Mevcut dinamiklerle birkaç ay içinde %70-80 aralığına ulaşacağını bildiğimiz TÜFE enflasyonu örneğin sene sonunda %40 seviyesine inerse buna makul enflasyon demek mümkün olacak mı şu durumda? Hazine ve Maliye Bakanı Nureddin Nebati ya 15 gün süren konuşmama yasağını aşmış ya da Bursa’daki toplantıya katılma sözünü Cumhurbaşkanı’nın basına yansıyan yasağından önce verdiğinden toplantıya icap etmek zorunda kalmış... Keza Bursa’da yaptığı konuşma enflasyonun %61,4 olarak açıklandığı gün yine tarihe geçici nitelikteydi.
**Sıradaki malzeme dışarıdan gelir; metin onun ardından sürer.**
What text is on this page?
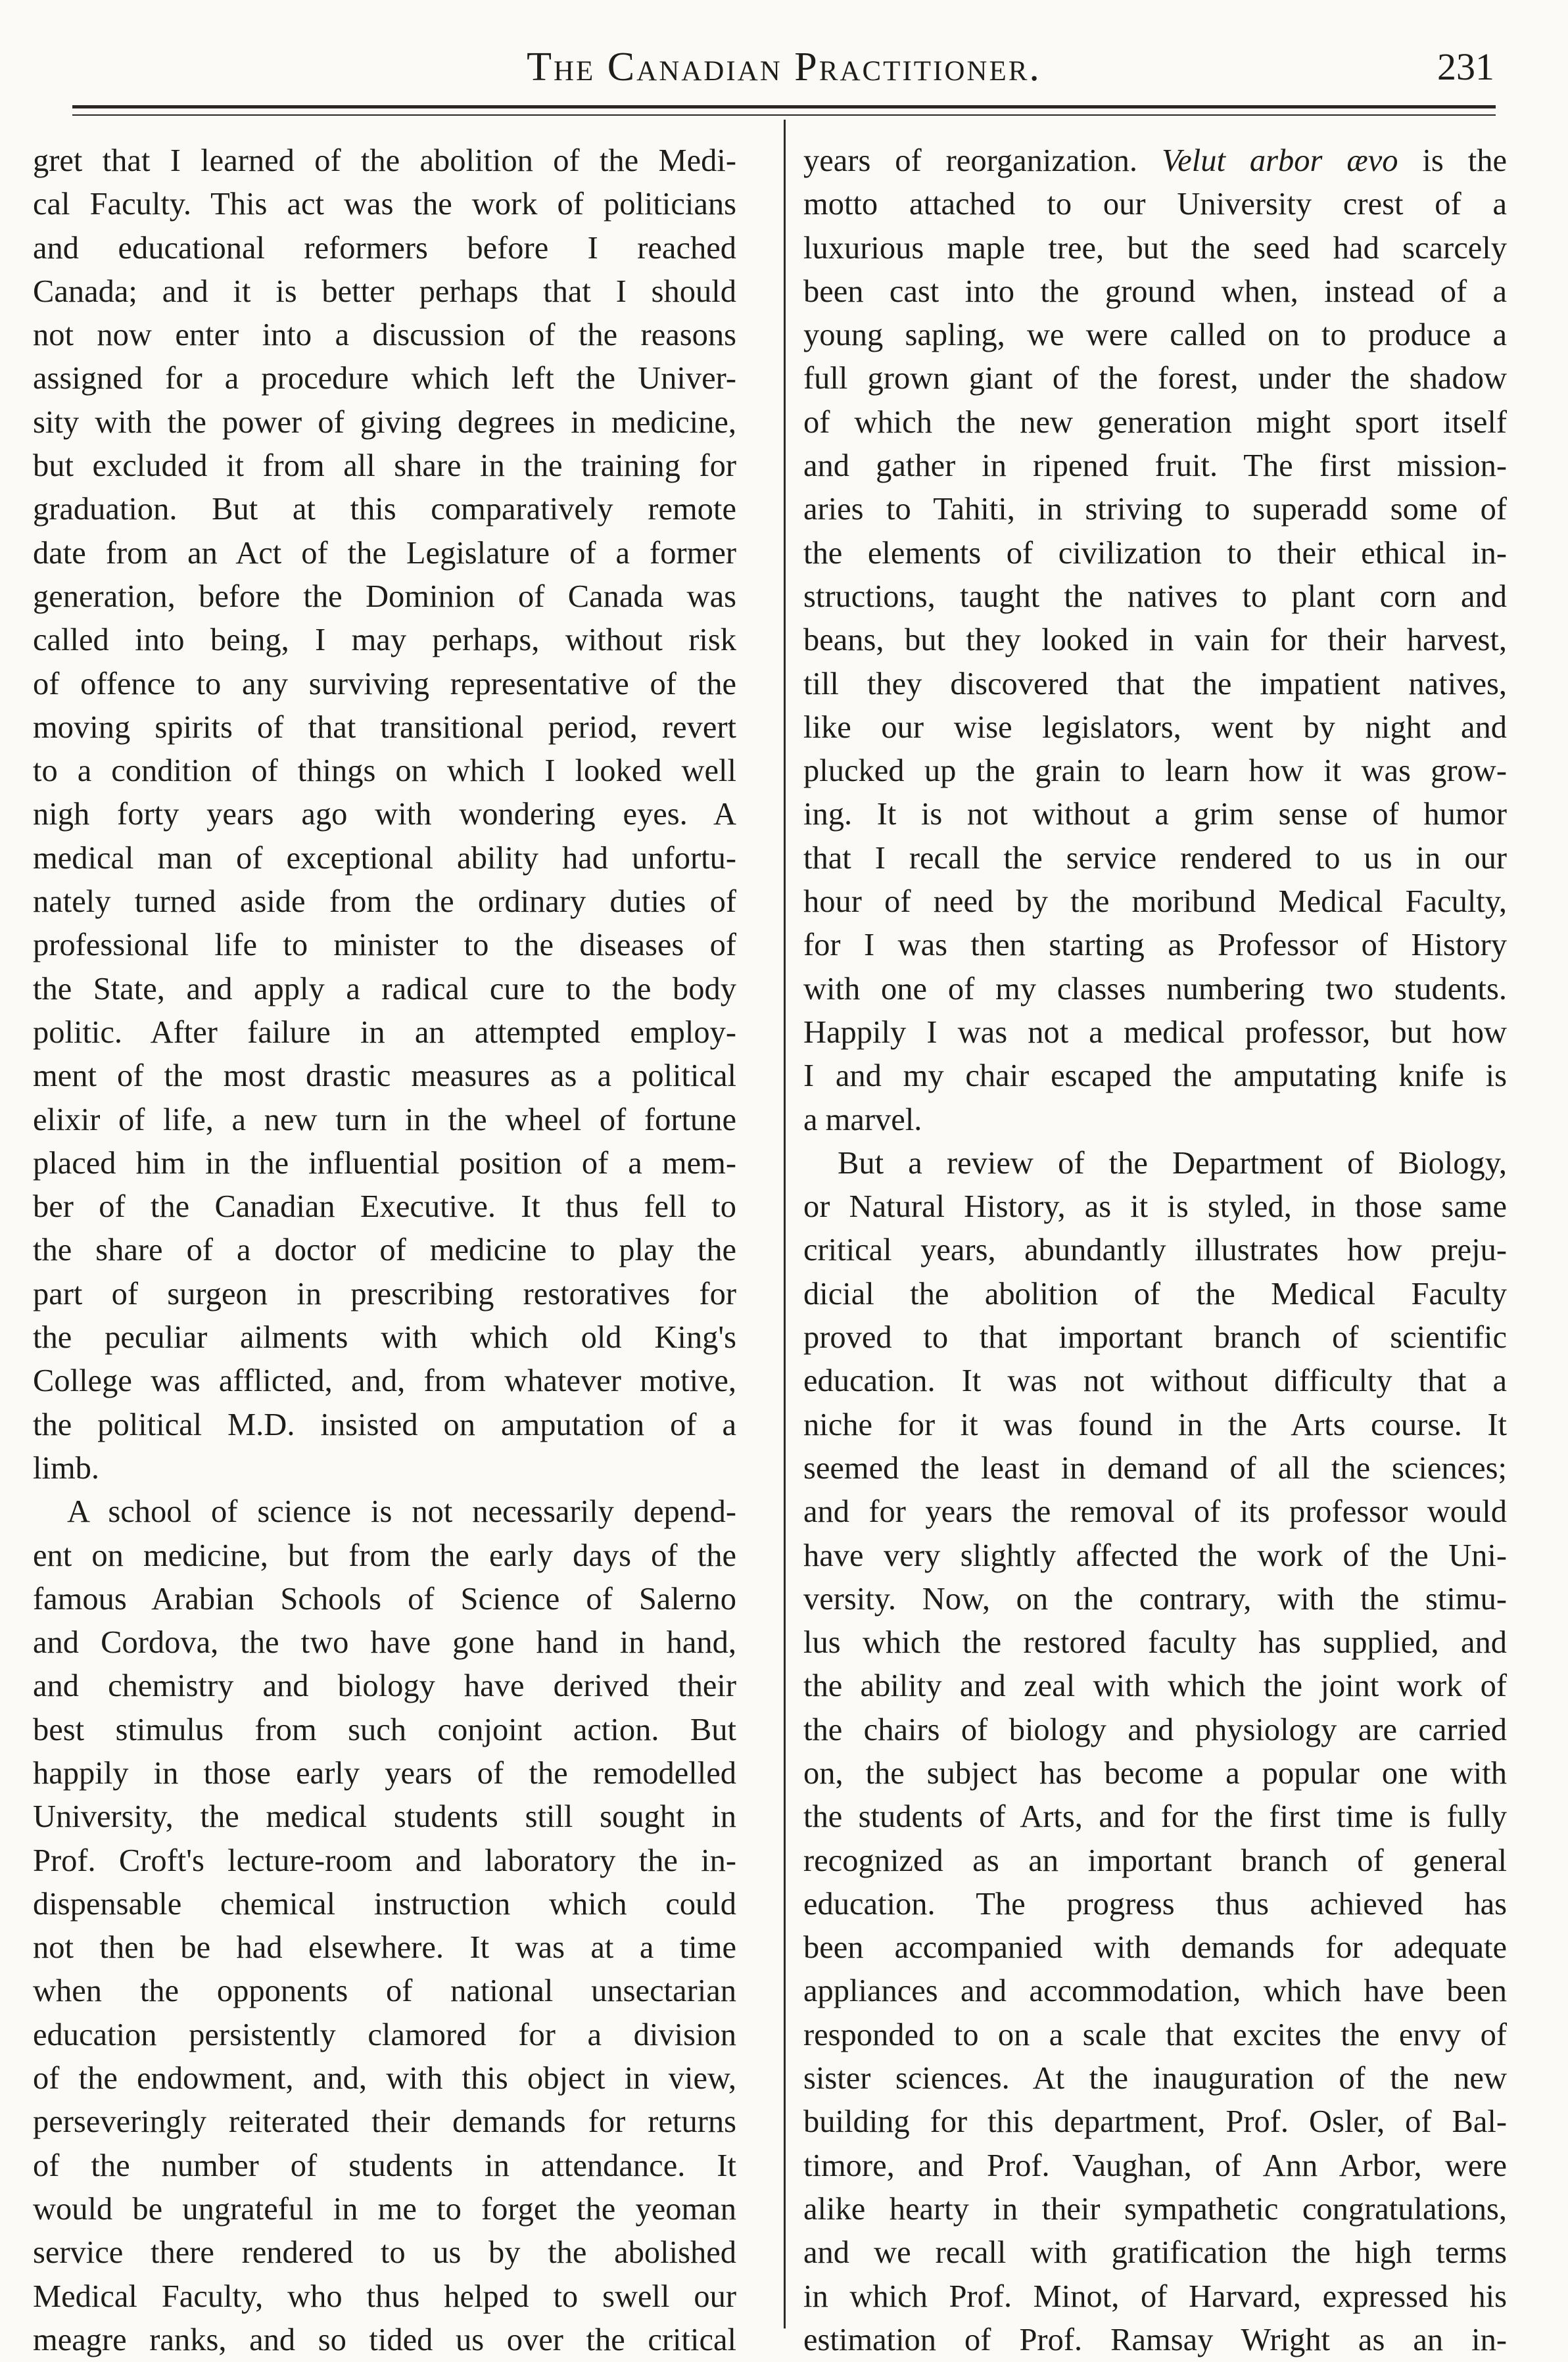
The Canadian Practitioner.	231
gret that I learned of the abolition of the Medi-
cal Faculty. This act was the work of politicians
and educational reformers before I reached
Canada; and it is better perhaps that I should
not now enter into a discussion of the reasons
assigned for a procedure which left the Univer-
sity with the power of giving degrees in medicine,
but excluded it from all share in the training for
graduation. But at this comparatively remote
date from an Act of the Legislature of a former
generation, before the Dominion of Canada was
called into being, I may perhaps, without risk
of offence to any surviving representative of the
moving spirits of that transitional period, revert
to a condition of things on which I looked well
nigh forty years ago with wondering eyes. A
medical man of exceptional ability had unfortu-
nately turned aside from the ordinary duties of
professional life to minister to the diseases of
the State, and apply a radical cure to the body
politic. After failure in an attempted employ-
ment of the most drastic measures as a political
elixir of life, a new turn in the wheel of fortune
placed him in the influential position of a mem-
ber of the Canadian Executive. It thus fell to
the share of a doctor of medicine to play the
part of surgeon in prescribing restoratives for
the peculiar ailments with which old King's
College was afflicted, and, from whatever motive,
the political M.D. insisted on amputation of a
limb.
A school of science is not necessarily depend-
ent on medicine, but from the early days of the
famous Arabian Schools of Science of Salerno
and Cordova, the two have gone hand in hand,
and chemistry and biology have derived their
best stimulus from such conjoint action. But
happily in those early years of the remodelled
University, the medical students still sought in
Prof. Croft's lecture-room and laboratory the in-
dispensable chemical instruction which could
not then be had elsewhere. It was at a time
when the opponents of national unsectarian
education persistently clamored for a division
of the endowment, and, with this object in view,
perseveringly reiterated their demands for returns
of the number of students in attendance. It
would be ungrateful in me to forget the yeoman
service there rendered to us by the abolished
Medical Faculty, who thus helped to swell our
meagre ranks, and so tided us over the critical
years of reorganization. Velut arbor ævo is the
motto attached to our University crest of a
luxurious maple tree, but the seed had scarcely
been cast into the ground when, instead of a
young sapling, we were called on to produce a
full grown giant of the forest, under the shadow
of which the new generation might sport itself
and gather in ripened fruit. The first mission-
aries to Tahiti, in striving to superadd some of
the elements of civilization to their ethical in-
structions, taught the natives to plant corn and
beans, but they looked in vain for their harvest,
till they discovered that the impatient natives,
like our wise legislators, went by night and
plucked up the grain to learn how it was grow-
ing. It is not without a grim sense of humor
that I recall the service rendered to us in our
hour of need by the moribund Medical Faculty,
for I was then starting as Professor of History
with one of my classes numbering two students.
Happily I was not a medical professor, but how
I and my chair escaped the amputating knife is
a marvel.
But a review of the Department of Biology,
or Natural History, as it is styled, in those same
critical years, abundantly illustrates how preju-
dicial the abolition of the Medical Faculty
proved to that important branch of scientific
education. It was not without difficulty that a
niche for it was found in the Arts course. It
seemed the least in demand of all the sciences;
and for years the removal of its professor would
have very slightly affected the work of the Uni-
versity. Now, on the contrary, with the stimu-
lus which the restored faculty has supplied, and
the ability and zeal with which the joint work of
the chairs of biology and physiology are carried
on, the subject has become a popular one with
the students of Arts, and for the first time is fully
recognized as an important branch of general
education. The progress thus achieved has
been accompanied with demands for adequate
appliances and accommodation, which have been
responded to on a scale that excites the envy of
sister sciences. At the inauguration of the new
building for this department, Prof. Osler, of Bal-
timore, and Prof. Vaughan, of Ann Arbor, were
alike hearty in their sympathetic congratulations,
and we recall with gratification the high terms
in which Prof. Minot, of Harvard, expressed his
estimation of Prof. Ramsay Wright as an in-
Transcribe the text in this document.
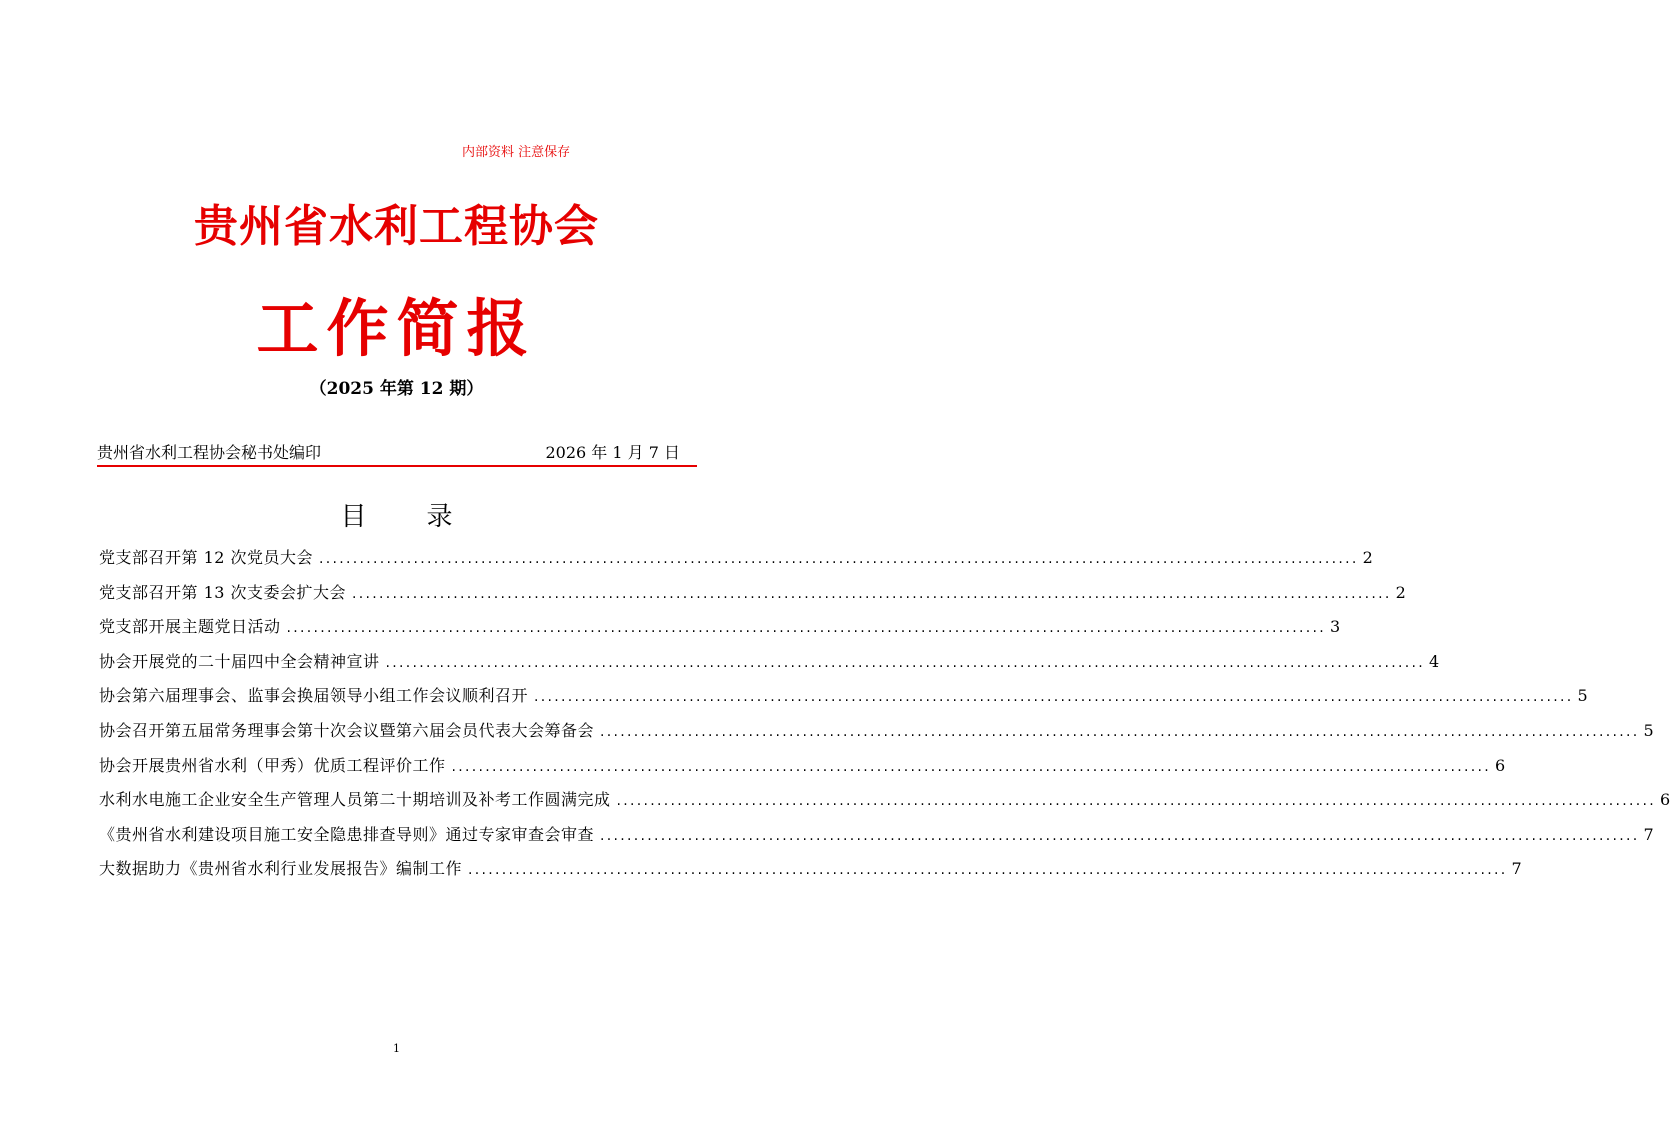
内部资料 注意保存
贵州省水利工程协会
工作简报
（2025 年第 12 期）
贵州省水利工程协会秘书处编印	2026 年 1 月 7 日
目 录
党支部召开第 12 次党员大会 .....	2
党支部召开第 13 次支委会扩大会 .....	2
党支部开展主题党日活动 .....	3
协会开展党的二十届四中全会精神宣讲 .....	4
协会第六届理事会、监事会换届领导小组工作会议顺利召开 .....	5
协会召开第五届常务理事会第十次会议暨第六届会员代表大会筹备会 .....	5
协会开展贵州省水利（甲秀）优质工程评价工作 .....	6
水利水电施工企业安全生产管理人员第二十期培训及补考工作圆满完成 .....	6
《贵州省水利建设项目施工安全隐患排查导则》通过专家审查会审查 .....	7
大数据助力《贵州省水利行业发展报告》编制工作 .....	7
1
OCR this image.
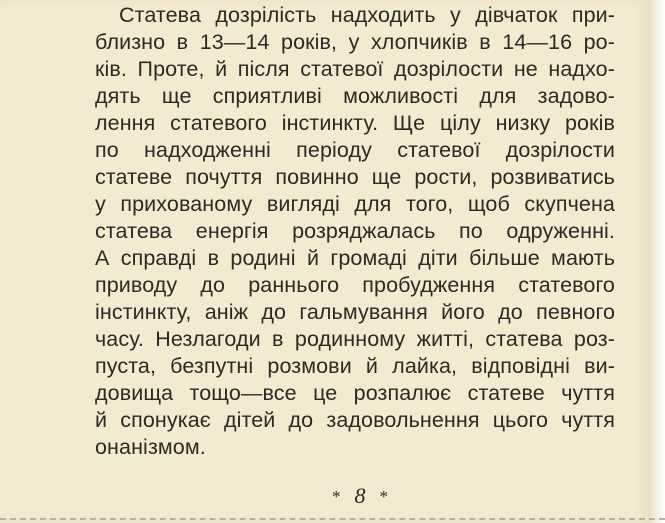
Статева дозрілість надходить у дівчаток при-
близно в 13—14 років, у хлопчиків в 14—16 ро-
ків. Проте, й після статевої дозрілости не надхо-
дять ще сприятливі можливості для задово-
лення статевого інстинкту. Ще цілу низку років
по надходженні періоду статевої дозрілости
статеве почуття повинно ще рости, розвиватись
у прихованому вигляді для того, щоб скупчена
статева енергія розряджалась по одруженні.
А справді в родині й громаді діти більше мають
приводу до раннього пробудження статевого
інстинкту, аніж до гальмування його до певного
часу. Незлагоди в родинному житті, статева роз-
пуста, безпутні розмови й лайка, відповідні ви-
довища тощо—все це розпалює статеве чуття
й спонукає дітей до задовольнення цього чуття
онанізмом.
* 8 *
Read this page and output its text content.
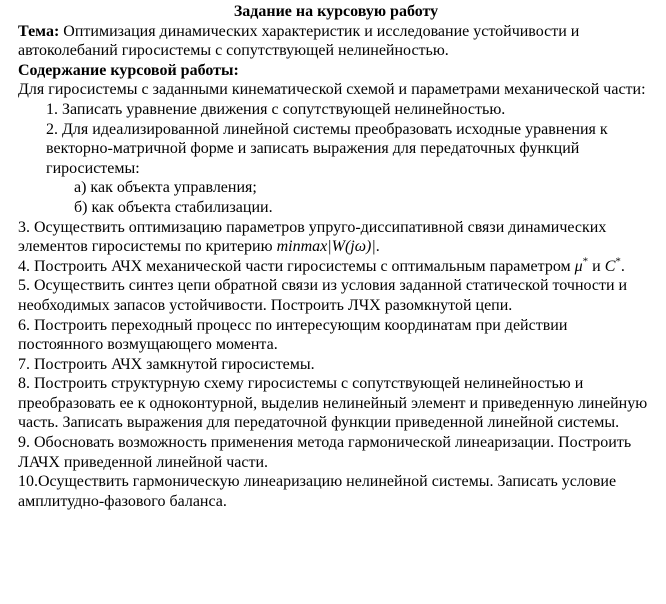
Задание на курсовую работу

Тема: Оптимизация динамических характеристик и исследование устойчивости и автоколебаний гиросистемы с сопутствующей нелинейностью.

Содержание курсовой работы:

Для гиросистемы с заданными кинематической схемой и параметрами механической части:

1. Записать уравнение движения с сопутствующей нелинейностью.

2. Для идеализированной линейной системы преобразовать исходные уравнения к векторно-матричной форме и записать выражения для передаточных функций гиросистемы:

а) как объекта управления;

б) как объекта стабилизации.

3. Осуществить оптимизацию параметров упруго-диссипативной связи динамических элементов гиросистемы по критерию minmax|W(jω)|.

4. Построить АЧХ механической части гиросистемы с оптимальным параметром μ* и C*.

5. Осуществить синтез цепи обратной связи из условия заданной статической точности и необходимых запасов устойчивости. Построить ЛЧХ разомкнутой цепи.

6. Построить переходный процесс по интересующим координатам при действии постоянного возмущающего момента.

7. Построить АЧХ замкнутой гиросистемы.

8. Построить структурную схему гиросистемы с сопутствующей нелинейностью и преобразовать ее к одноконтурной, выделив нелинейный элемент и приведенную линейную часть. Записать выражения для передаточной функции приведенной линейной системы.

9. Обосновать возможность применения метода гармонической линеаризации. Построить ЛАЧХ приведенной линейной части.

10.Осуществить гармоническую линеаризацию нелинейной системы. Записать условие амплитудно-фазового баланса.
Bakan’ın gözlerindeki ferin sönüklüğü de fark edilmeyecek gibi değildi. Yeni Ekonomi Modeli’nin (YEM) 6 aya varmadan çöktüğü gerçeği Bakan’ın hayat enerjisini çekmiş belli ki. Kasım 2021’de %19 olan manşet TÜFE yıllık enflasyonun TÜİK verisiyle dahi %61,14’e, çekirdek enflasyonun ise aynı vadede %19,75’ten %51’e fırlamış olması enflasyon tarafında işlerin planlandığı gibi gitmediğini daha net ifade edemez elbette. Şu durumda Nebati’nin sözlerini ve enflasyon dinamiklerini karşılaştırarak işin nereye varacağını kestirmek gerekli. Bakan’a göre "Yıl sonunda enflasyonun makul bir seviyeye geleceğini hep birlikte göreceğiz.” Kurumsallığı ortadan kalkan, para politikası uygulayarak enflasyonu düşük tutmak ve dolayısıyla ekonomik büyümeye ince ayar yapmakla yükümlü olan TCMB’nin enflasyon hedefi %5. Son hatırladığımız enflasyon beklentisi ise 2022 sonu için %23 civarında. Mevcut dinamiklerle birkaç ay içinde %70-80 aralığına ulaşacağını bildiğimiz TÜFE enflasyonu örneğin sene sonunda %40 seviyesine inerse buna makul enflasyon demek mümkün olacak mı şu durumda? Ya da Bakan Nebati kimseyi inandırmasa da ısrarla iddia ettiği gibi enflasyon %70 ve üzerinden 2023 seçimlerinde %8,5’a kendi kendine inecek mi? Hele enflasyonu düşürmek bir yana yükselişini elinde kahvesi, saçında tarağı kenarda seyreden TCMB ile. Makul seviye gibi muallak bir kavramı kullanan Nebati’nin aslında inandırmak istediği 2022 sonunda enflasyonun mevcut %61’in altında bir yerde olacağı. Enflasyon dinamiklerinin gösterdiği ise 2022 sonunda TÜFE enflasyonunun %65-70 arasında bir yerde tamamlanırsa hepimizin şanslı olacağı. Çünkü Bakan’ın TL üzerindeki baskılar ile ilgili söyledikleri doğru değil. TL’deki değer kaybı artan enerji fiyatlarıyla birleştiğinde enflasyon baskısı hafiflemeyecek, artacak.
Bakan’ın TL üzerindeki baskılar ile ilgili söyledikleri doğru değil. TL’deki değer kaybı artan enerji fiyatlarıyla birleştiğinde enflasyon baskısı hafiflemeyecek, artacak.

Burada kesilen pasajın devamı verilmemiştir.